Scientists have long known about the effects of air pollution on public health. A severe smog event in London in 1952, for example, is believed to have caused about 12,000 deaths. Four years later, the United Kingdom’s Clean Air Act came into force and prohibited burning polluting fuels in designated areas, setting the stage for similar legislation overseas.
The researchers from Harvard’s T.H. Chan School of Public Health noticed that many conditions known to contribute to more severe COVID-19 outcomes are also known to be caused by long-term PM2.5 exposure. Seeking possible connections, they used an environmental health data platform they had already compiled that featured nationwide PM2.5 and socioeconomic and demographic information. They then added the incoming COVID-19 outcome data to the mix.
They analyzed data from 3,080 counties in the United States; adjusted for variables including population size, number of people tested, weather, obesity, and smoking; averaged PM2.5 exposure over 2000–2016; and looked at COVID-19 deaths as the outcome. The data account for 90% of confirmed COVID-19 deaths in the United States as of 4 April 2020. In the study, which has been submitted to the New England Journal of Medicine, the researchers determined that an increase of only 1 microgram (μg) per cubic meter (m3) of PM2.5 is associated with a 15% increase in the COVID-19 death rate.
“We found that people living in counties in the United States that have experienced higher levels of air pollution over the past 15–20 years have a substantially higher COVID-19 mortality rate,” said study coauthor Rachel C. Nethery, an assistant professor of biostatistics at Harvard. “Based on our findings, we would expect a county with PM2.5 levels of 15 μg/m3 (highly polluted) to have approximately 4.5 times higher COVID-19 death rate than a county with PM2.5 levels of 5 μg/m3 (low pollution), assuming the counties are similar aside from the difference in pollution levels.”
Relaxing Rules the “Wrong Choice”
The results of the study, which is the first nationwide report of its kind in the United States, are not surprising given epidemiological findings on air pollution for diseases such as severe acute respiratory syndrome (SARS), but the effect of PM2.5 on mortality could be dramatic, said University of Southern California environmental epidemiologist and biostatistician Zhanghua Chen, who was not involved with the study.

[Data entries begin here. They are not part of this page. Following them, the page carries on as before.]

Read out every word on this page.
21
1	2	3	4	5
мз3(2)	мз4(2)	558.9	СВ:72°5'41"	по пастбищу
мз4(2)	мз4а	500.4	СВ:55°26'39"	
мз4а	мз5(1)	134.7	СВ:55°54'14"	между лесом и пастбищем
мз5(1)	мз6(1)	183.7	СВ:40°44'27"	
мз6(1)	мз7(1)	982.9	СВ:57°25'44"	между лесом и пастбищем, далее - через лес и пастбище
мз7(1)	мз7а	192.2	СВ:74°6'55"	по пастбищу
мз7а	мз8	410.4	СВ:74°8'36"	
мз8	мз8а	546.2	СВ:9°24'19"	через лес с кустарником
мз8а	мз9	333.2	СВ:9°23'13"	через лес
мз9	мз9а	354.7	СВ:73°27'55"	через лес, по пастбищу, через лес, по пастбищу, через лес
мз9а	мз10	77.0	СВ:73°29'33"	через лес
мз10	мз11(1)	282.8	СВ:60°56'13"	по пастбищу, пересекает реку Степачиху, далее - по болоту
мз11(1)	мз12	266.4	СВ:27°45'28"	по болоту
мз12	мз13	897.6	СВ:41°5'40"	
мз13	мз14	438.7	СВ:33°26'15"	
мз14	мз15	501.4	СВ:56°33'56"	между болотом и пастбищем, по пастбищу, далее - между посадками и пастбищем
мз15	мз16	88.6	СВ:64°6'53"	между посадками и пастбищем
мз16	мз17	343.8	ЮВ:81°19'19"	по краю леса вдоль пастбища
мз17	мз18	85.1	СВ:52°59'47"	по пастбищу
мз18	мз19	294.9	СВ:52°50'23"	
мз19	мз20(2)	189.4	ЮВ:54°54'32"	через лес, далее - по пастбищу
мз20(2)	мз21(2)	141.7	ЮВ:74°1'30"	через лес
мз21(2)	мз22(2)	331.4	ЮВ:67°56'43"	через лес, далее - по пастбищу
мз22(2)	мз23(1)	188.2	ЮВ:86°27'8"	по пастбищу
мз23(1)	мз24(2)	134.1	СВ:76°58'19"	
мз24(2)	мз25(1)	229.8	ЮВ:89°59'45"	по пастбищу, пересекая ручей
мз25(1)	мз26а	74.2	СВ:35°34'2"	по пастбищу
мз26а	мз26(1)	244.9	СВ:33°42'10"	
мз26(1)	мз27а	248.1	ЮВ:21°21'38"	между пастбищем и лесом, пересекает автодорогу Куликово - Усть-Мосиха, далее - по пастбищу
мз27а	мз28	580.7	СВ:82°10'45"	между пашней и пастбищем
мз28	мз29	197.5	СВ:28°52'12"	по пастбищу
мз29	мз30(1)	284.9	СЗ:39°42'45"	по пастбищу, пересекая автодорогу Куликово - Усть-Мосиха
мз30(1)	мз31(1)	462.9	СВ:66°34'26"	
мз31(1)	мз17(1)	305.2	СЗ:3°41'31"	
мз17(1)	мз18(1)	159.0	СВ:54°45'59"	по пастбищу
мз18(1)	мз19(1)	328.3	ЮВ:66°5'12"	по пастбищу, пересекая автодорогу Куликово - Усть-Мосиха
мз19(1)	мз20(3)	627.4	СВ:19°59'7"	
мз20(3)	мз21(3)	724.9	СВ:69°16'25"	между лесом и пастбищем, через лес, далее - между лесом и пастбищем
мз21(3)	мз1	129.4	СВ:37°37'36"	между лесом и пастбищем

“Even though the findings were based upon the ongoing development of the pandemic and we cannot exclude the possibility that there are potential confounders that are not adjusted for, the findings of this paper lay out straightforward information that we should make all efforts to improve air quality so that we can reduce the total number of deaths from disasters like COVID-19,” said Chen. “The current EPA’s action on the relaxation of environmental rules in terms of pollutant emissions from power plants, factories, and other facilities is an obviously wrong choice and could result in more COVID incidences and deaths.”
Nethery said many people have been asking how they can limit the harmful impacts of air pollution during the epidemic. Her team plans to examine the effects of short-term air pollution exposure in COVID-19 as well as the disease’s relationships with race and poverty.